Imagine going to a job interview where the following takes place: you’re invited into a room with 7 other candidates. You sit at your desk, one per person. On each desk is a single sheet of paper with your candidate number on and a pencil. A man enters room and identifies himself only as “The Invigilator”. He informs you that you have 80 minutes to answer a single question. He tells you that if you leave the room you will be disqualified, if you spoil your paper you will be disqualified and if you attempt to communicate with him or the security guard standing in the corner of the room you will be disqualified. As the clock is started, the invigilator leaves the room, and you turn your paper over, to find it is blank. What do you do?

This simple premise is the launching off point of British thriller Exam. Clearly shot on a limited budget, it extends this idea across 90 taught, well-paced minutes. Everything in the room and hence in the film, happens in real time, giving a realistic air of tension and eventually panic as the job applicants bickers, co-operate, fall out and out do each other in their attempts to decipher not just the answer, but the question as well. Any single location movie such as this one lives and dies by its characters, and Exam presents a respectable, if somewhat stereotypical bunch. None of the applicants are named in the film; instead they soon agree to communicate via descriptive code names – Black, White, Dark, Brown, Blonde, Brunette, and Deaf – the 8th applicant leaving before she is given a call sign.

Each of the actors playing an applicant is experienced but not well known in cinema. This helps the film’s atmosphere, as with a cast of “unknowns”, there no known “face” that can either be relied upon to see the final reel, or be removed in the earlier sequences, as a shock. As you’ll not doubt have guessed, many of the applicants are more then they appear, with various secrets being uncovered through the course of the film. The escalation is believable as time marches on, and the remaining characters get more and more desperate. Information slowly leaks out about the company running the exam and the greater world in which the film is set. Sensibly, nothing is given away in great speeches, rather drip fed via believable character interaction.

Perhaps the biggest name actor amongst the applicants is Jimi Mistry, an EastEnders veteran, who headlined The Guru {2002, Dir. Daisy von Scherler Mayer). I have to admit to looking this up after the film ended as he seemed familiar yet I couldn’t place him. Personally, the only actor I recognised immediately was the Invigilator – played by the wonderful Colin Salmon. Sadly, Salmon is playing another Basil Exposition role here, appearing when required to dole out plot details but he’s a past master of such characters (think Resident Evil {2002 Dir. Paul W.S. Anderson}, AvP (Dir. 2004, Paul W.S. Anderson) or his recurring role in the Brosnan era Bond movies) and is always watchable. There’s something about his presence and perfectly stated accent that screams authority figure. For me, Chukwudi Iwuji stands out from the group, with an excellently nuanced performance, but each actor is given a moment to shine, within in the confines of the story.
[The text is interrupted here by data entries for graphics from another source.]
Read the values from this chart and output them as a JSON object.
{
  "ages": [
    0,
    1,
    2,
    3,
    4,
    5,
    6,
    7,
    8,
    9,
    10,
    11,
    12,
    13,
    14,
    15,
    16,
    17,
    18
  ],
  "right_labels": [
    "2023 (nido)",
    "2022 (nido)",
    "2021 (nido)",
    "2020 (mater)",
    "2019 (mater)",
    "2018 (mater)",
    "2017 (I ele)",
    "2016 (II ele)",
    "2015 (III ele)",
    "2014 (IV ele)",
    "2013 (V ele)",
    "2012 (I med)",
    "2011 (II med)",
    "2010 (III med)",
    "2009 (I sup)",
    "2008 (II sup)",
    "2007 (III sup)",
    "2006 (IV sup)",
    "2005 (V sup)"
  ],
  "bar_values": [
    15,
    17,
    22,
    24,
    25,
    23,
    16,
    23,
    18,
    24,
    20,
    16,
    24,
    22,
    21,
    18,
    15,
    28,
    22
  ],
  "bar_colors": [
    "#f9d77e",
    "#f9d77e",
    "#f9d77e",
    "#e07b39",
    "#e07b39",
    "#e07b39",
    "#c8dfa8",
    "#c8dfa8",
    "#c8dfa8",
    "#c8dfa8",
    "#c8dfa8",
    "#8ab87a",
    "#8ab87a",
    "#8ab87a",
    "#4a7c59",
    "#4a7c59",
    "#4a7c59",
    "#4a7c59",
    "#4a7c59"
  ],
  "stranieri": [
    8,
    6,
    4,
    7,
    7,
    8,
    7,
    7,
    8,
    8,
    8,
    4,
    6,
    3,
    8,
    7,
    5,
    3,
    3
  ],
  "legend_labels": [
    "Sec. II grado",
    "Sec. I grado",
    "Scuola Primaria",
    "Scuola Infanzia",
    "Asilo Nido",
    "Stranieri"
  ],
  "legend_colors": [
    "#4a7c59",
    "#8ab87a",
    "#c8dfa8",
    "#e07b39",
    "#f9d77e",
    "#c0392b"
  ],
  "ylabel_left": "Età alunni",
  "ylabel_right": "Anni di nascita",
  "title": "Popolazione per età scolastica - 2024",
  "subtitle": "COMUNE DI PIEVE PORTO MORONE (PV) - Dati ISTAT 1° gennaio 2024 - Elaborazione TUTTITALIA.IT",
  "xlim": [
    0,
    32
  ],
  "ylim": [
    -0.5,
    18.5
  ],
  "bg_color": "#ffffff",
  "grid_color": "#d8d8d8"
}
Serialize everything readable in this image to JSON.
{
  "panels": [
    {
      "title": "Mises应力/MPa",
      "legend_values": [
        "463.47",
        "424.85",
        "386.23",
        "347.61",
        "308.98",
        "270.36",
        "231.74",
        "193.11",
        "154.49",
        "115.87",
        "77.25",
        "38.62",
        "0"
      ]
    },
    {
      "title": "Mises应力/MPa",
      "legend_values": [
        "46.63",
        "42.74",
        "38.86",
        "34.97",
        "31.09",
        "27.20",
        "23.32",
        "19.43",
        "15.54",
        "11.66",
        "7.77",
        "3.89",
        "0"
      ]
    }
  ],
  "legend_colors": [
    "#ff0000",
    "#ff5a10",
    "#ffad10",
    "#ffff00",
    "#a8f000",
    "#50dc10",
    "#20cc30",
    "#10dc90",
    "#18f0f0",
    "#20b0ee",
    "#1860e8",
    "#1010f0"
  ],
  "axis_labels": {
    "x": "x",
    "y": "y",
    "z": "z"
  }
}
It never knowingly devolves into desperate award bating.

Unfortunately, all the strong work of Exam is wasted by a weak ending. By having the characters shown to go to such desperate lengths to secure the job, the film makers have written themselves into a narrative dead end from which they are unable to escape. The answer and indeed the question are solved fairly neatly, but not satisfactorily. It’s the same problem when you heard the answer to a riddle – some people will be impressed by how clever it was, others will groan at how pointless/silly/unguessable it was. Unfortunately, in the case of Exam’s riddle, I fell in the later category. More importantly, the ending sequence calls in question the process by which the original candidates were selected. Given the explanations provided, it seems utterly ludicrous that some of the individuals present at the start would have been headhunted for this job, let alone reach the final 8 applicants.

Whether you enjoy Exam will largely depend on your personal attitudes and expectations. If you appreciate a group of actors working with a taught, interesting script, you should get a lot of pleasure from this film. If you can ignore plot holes in favour of performance, Exam will work for you. But if you want a rounded story that will stay with you afterwards, or a satisfying conclusion to interesting conundrum, you’ll probably walk out disappointed. This is the key question you’ll need to answer, before you see Exam.